Keep in mind that we may not be able to assign meaningful value to it once we "plug in" a value for $x$. This is the question of convergence.
It is clear that a power series $\sum_{k=0}^\infty c_k(x-a)^k$ always converges at its center $x=a$: If we "plug in" $x=a$, we get \[ c_0 + c_1 (a-a) + c_2 (a-a)^2 + \cdots = c_0 + 0 + 0 + \cdots = c_0. \]
An important question we need to study is that given a power series centered at $x=a$, are there any other values we can plug in for $x$ and get a convergent series (and hence a meaningful value)?
Each power series centered at $x=a$ has a radius of convergence such that for any $x$ within this radius around its center, the series converges.
Theorem. A power series $\sum_{k=0}^\infty c_k (x-a)^k$ has three possibilities:
Consider the power series \[ 1+ x+ x^2 + x^3 + x^4 + x^5 + \cdots \] centered at $x=0$.

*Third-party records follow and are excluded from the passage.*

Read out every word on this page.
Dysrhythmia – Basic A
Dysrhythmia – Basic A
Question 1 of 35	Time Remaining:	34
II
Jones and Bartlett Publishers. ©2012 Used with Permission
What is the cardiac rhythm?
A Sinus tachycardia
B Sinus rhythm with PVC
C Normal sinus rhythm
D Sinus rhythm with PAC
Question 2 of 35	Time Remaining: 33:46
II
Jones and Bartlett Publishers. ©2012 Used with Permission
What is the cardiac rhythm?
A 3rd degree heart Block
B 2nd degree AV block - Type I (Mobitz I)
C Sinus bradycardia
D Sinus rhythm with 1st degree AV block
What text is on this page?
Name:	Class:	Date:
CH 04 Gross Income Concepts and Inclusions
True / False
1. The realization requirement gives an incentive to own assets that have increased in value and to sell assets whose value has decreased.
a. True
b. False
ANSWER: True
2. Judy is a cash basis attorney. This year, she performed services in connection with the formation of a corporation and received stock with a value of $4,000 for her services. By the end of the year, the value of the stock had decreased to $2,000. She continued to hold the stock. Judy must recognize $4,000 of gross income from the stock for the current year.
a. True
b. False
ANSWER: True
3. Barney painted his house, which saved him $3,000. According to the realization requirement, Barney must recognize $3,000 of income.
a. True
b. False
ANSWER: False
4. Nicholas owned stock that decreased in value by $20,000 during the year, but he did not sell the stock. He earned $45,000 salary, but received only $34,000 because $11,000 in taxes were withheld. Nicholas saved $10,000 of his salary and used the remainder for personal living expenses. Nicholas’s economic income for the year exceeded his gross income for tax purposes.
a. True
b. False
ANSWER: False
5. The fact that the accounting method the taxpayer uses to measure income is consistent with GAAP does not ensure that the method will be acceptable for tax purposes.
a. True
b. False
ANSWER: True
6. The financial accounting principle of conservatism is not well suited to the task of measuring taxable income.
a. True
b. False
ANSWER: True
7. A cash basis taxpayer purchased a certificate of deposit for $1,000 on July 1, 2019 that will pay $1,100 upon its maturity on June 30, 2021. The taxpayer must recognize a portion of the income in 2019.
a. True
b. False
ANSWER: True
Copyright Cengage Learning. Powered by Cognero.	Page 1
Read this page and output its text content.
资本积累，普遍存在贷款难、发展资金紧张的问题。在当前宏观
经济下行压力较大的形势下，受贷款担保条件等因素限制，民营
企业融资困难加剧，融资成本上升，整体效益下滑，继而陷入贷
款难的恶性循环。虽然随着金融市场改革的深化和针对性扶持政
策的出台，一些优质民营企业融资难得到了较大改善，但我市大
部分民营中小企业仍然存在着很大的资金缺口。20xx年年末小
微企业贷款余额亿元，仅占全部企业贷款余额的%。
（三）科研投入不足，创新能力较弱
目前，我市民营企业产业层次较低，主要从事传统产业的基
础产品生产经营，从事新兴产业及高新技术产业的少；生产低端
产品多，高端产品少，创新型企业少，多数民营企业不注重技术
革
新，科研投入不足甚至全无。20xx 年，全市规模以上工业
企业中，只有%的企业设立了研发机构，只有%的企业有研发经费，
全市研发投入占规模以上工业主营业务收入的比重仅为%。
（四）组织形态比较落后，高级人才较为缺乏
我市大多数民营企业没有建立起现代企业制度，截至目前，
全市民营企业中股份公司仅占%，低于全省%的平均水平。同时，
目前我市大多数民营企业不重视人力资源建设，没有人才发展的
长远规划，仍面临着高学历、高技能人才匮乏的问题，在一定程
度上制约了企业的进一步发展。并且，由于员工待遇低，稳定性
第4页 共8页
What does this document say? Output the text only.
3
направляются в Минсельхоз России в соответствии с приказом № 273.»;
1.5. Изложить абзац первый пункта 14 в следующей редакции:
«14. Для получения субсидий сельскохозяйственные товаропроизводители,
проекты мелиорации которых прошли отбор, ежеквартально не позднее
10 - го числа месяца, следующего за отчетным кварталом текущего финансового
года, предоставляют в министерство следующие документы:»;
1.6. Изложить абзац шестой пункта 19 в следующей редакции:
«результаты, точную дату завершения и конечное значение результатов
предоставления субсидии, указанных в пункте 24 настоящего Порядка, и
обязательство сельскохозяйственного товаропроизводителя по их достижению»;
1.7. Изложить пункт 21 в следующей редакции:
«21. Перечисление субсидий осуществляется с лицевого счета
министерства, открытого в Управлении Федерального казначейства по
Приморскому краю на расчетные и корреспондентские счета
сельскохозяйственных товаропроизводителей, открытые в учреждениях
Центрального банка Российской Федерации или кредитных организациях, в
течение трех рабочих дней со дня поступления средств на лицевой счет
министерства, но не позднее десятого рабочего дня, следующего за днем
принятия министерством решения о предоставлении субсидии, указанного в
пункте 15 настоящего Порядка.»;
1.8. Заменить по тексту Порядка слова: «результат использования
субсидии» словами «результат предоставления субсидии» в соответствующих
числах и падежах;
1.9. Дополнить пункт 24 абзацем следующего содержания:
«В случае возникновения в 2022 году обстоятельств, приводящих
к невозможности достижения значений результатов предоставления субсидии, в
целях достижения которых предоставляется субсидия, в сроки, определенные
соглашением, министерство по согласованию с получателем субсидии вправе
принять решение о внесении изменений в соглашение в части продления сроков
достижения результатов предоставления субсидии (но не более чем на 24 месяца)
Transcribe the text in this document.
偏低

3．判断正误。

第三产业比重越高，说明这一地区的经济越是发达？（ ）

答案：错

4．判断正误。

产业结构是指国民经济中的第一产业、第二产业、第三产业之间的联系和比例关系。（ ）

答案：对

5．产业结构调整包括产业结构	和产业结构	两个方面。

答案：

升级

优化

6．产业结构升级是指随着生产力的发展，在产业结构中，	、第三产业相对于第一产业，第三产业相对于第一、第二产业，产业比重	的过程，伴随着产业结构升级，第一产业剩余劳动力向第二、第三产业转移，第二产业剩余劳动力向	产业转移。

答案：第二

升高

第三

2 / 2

From what we know about geometric series, we can see this series converges if and only if $|x| < 1$. Since the center is $x=0$, we can conclude that the radius of convergence is 1.
Consider the power series \[ \sum_{k=0}^\infty \frac{2^k(x-1)^k}{3} = \frac{1}{3} + \frac{2(x-1)}{3} + \frac{2^2(x-1)^2}{3} + \frac{2^3(x-1)^3}{3} + \cdots \] centered at $x=1$.
This is a geometric series $\sum_{k=0}^\infty a r^k$ with $a = \frac{1}{3}$ and $r = 2(x-1)$.
We know such a series converges if and only if $|r| < 1$, i.e., $|2(x-1)| < 1$. This is equivalent to \[ |x-1| < 1/2. \] Since the center is $x=1$, this inequality states that the radius of convergence is $1/2$.
Consider the power series \[ \sum_{k=0}^\infty \frac{x^k}{k!} = 1 + \frac{x}{1} + \frac{x^2}{2} + \frac{x^3}{6} + \cdots \] centered at $x=0$.
We will apply the ratio test here by computing the limit of the ratio between two consecutive terms: \[ \lim_{k \to \infty} \frac{ \frac{x^{k+1}}{(k+1)!} }{ \frac{x^k}{k!} } = \lim_{k \to \infty} \frac{ \frac{x}{(k+1)!} }{ \frac{1}{k!} } = \lim_{k \to \infty} \frac{ x }{ k } = 0 \] for any given $x$.
By the ratio test, we can conclude that this series converges for any given $x$ value. Therefore the radius of convergence is $\infty$.
The set of real numbers for which the series converge form a interval, and it is called the interval of convergence of the power series.
Within this interval of convergence, power series having the same center can be manipulated algebraically, e.g., they can be added, and multiplied.
For example, \begin{align*} \sum_{k=0} b_k (x-a)^k + \sum_{k=0} c_k (x-a)^k &= \sum_{k=0} (b_k + c_k) (x-a)^k \\ b \cdot \sum_{k=0} c_k (x-a)^k &= \sum_{k=0} b c_k (x-a)^k \end{align*}
When the interval of convergence consists of more than one number, within this interval, the power series defines a function that is continuous and differentiable. Indeed, we can show that all derivatives of this function exists and are continuous in that interval.
This also means, within their interval of convergence, power series can be differentiated and integrated term by term.
\[ \frac{d}{dx} \sum_{k=0}^\infty c_k (x-a)^k = \sum_{k=0}^\infty \frac{d}{dx} \left[ c_k (x-a)^k \right] = \sum_{k=1}^\infty c_k k (x-a)^{k-1} \]
\[ \int \sum_{k=0}^\infty c_k (x-a)^k = \sum_{k=0}^\infty \int \left[ c_k (x-a)^k \right] = \sum_{k=0}^\infty c_k \frac{(x-a)^{k+1}}{k+1} \]
Functions given by power series are called analytic functions.
Many familiar functions in calculus are analytic. For Example, \begin{align*} e^x &= \sum_{k=0}^\infty \frac{x^k}{k!} & \ln(1+x) &= \sum_{k=1}^\infty \frac{ (-1)^{k-1} }{k} x^k & \\ \cos(x) &= \sum_{k=0}^\infty \frac{(-1)^k x^{2k}}{(2k)!} & \sin(x) &= \sum_{k=0}^\infty \frac{(-1)^k x^{2k+1}}{(2k+1)!} \end{align*} (we will learn how to compute them soon.)
Historically, power series are the main weapons for mathematicians for a long time. It is likely that mathematicians thought that all "reasonable" functions are analytic. This assumption turn out to be quite wrong. Nonetheless, power series remain extremely useful in applied mathematics.